O irmão muito reverenciado de Hardrada, o rei da Noruega que morreu em Stiklestad na Noruega em 1030 DC, Olaf Haraldsson se tornou um santo post mortem. O culto de Olaf tornou-se massivo na Escandinávia com peregrinações ao local de seu enterro.

Em York, uma igreja Olaf foi construída em 1050, em Rouen, na Normandia, mais de 20 igrejas Olaf foram construídas por volta de 1066 DC.

O líder Viking, Olaf Haraldsson, o Santo, foi batizado em Rouen, na Normandia, e batizado lá em 1014 por Robert, o arcebispo de Rouen, de acordo com a história normanda.

Rollo ou Gangerolf de Giske também foi batizado na mesma catedral em 915 DC.

Foi a canção & # 8220 de Rollo & # 8221 que os guerreiros normandos cantaram ao iniciar a Batalha de Hastings contra o Rei Harold Godwinsson na Batalha de Hastings em 1066.

Isso também fala da proximidade dos governantes normandos com seus parentes vikings da Noruega e da Escandinávia. Isso aumenta a probabilidade de um ataque coordenado entre Hardrada e Guilherme, o Conquistador, na Inglaterra em 1066 DC.

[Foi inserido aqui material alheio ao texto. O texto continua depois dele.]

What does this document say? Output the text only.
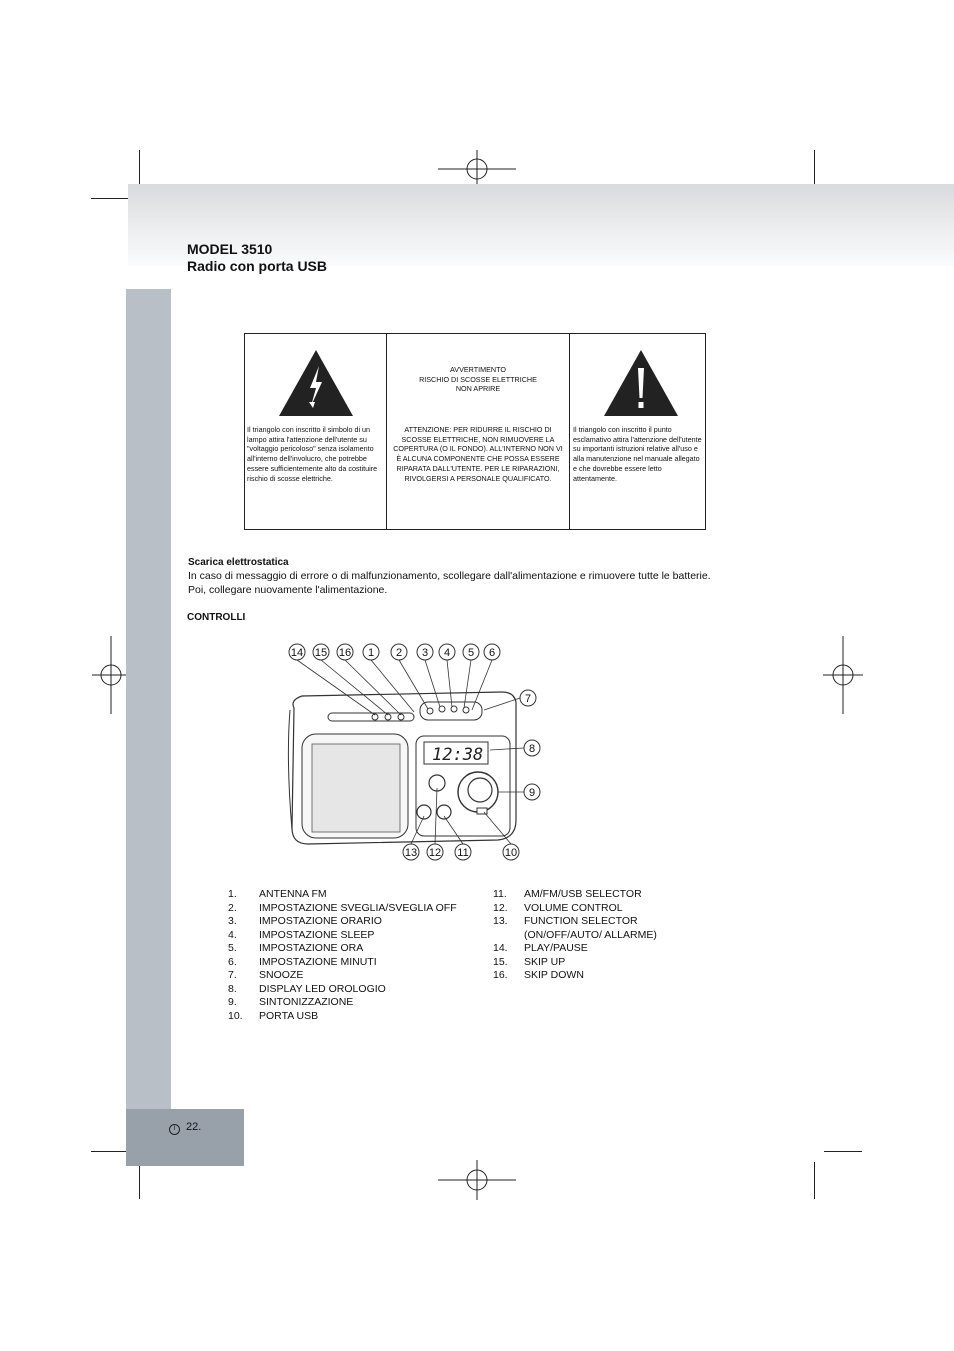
MODEL 3510
Radio con porta USB
I 22.
Il triangolo con inscritto il simbolo di un lampo attira l'attenzione dell'utente su "voltaggio pericoloso" senza isolamento all'interno dell'involucro, che potrebbe essere sufficientemente alto da costituire rischio di scosse elettriche.
AVVERTIMENTO
RISCHIO DI SCOSSE ELETTRICHE
NON APRIRE
ATTENZIONE: PER RIDURRE IL RISCHIO DI SCOSSE ELETTRICHE, NON RIMUOVERE LA COPERTURA (O IL FONDO). ALL'INTERNO NON VI È ALCUNA COMPONENTE CHE POSSA ESSERE RIPARATA DALL'UTENTE. PER LE RIPARAZIONI, RIVOLGERSI A PERSONALE QUALIFICATO.
Il triangolo con inscritto il punto esclamativo attira l'attenzione dell'utente su importanti istruzioni relative all'uso e alla manutenzione nel manuale allegato e che dovrebbe essere letto attentamente.
Scarica elettrostatica
In caso di messaggio di errore o di malfunzionamento, scollegare dall'alimentazione e rimuovere tutte le batterie. Poi, collegare nuovamente l'alimentazione.
CONTROLLI
12:38
14 15 16 1 2 3 4 5 6
7
8
9
10
11
12
13
1. ANTENNA FM
2. IMPOSTAZIONE SVEGLIA/SVEGLIA OFF
3. IMPOSTAZIONE ORARIO
4. IMPOSTAZIONE SLEEP
5. IMPOSTAZIONE ORA
6. IMPOSTAZIONE MINUTI
7. SNOOZE
8. DISPLAY LED OROLOGIO
9. SINTONIZZAZIONE
10. PORTA USB
11. AM/FM/USB SELECTOR
12. VOLUME CONTROL
13. FUNCTION SELECTOR
(ON/OFF/AUTO/ ALLARME)
14. PLAY/PAUSE
15. SKIP UP
16. SKIP DOWN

O próximo artigo final da série sobre Harald Hardrada conta a história da Batalha de Stamford Bridge e seu parente Viking, o Norman William, o Conquistador e como ele conquistou a Inglaterra na Batalha de Hastings em 1066 DC.

[1] Na época de Hardrada & # 8217, as pessoas ainda se referiam ao Império Bizantino como Império Romano do Oriente. O termo “Bizantino” é uma criação mais moderna. Os nórdicos também o chamaram de & # 8220Grekerriket & # 8221, significando Império Grego.

Verifique também esses tópicos na CNN ou na FOX News. Outras fontes podem ser New York Times, USA Today, o Washington Post ou do ângulo britânico, BBC, The Guardian, The Telegraph ou Financial Times.


Assista o vídeo: Harald Hardrada: King of Norway (Pode 2022).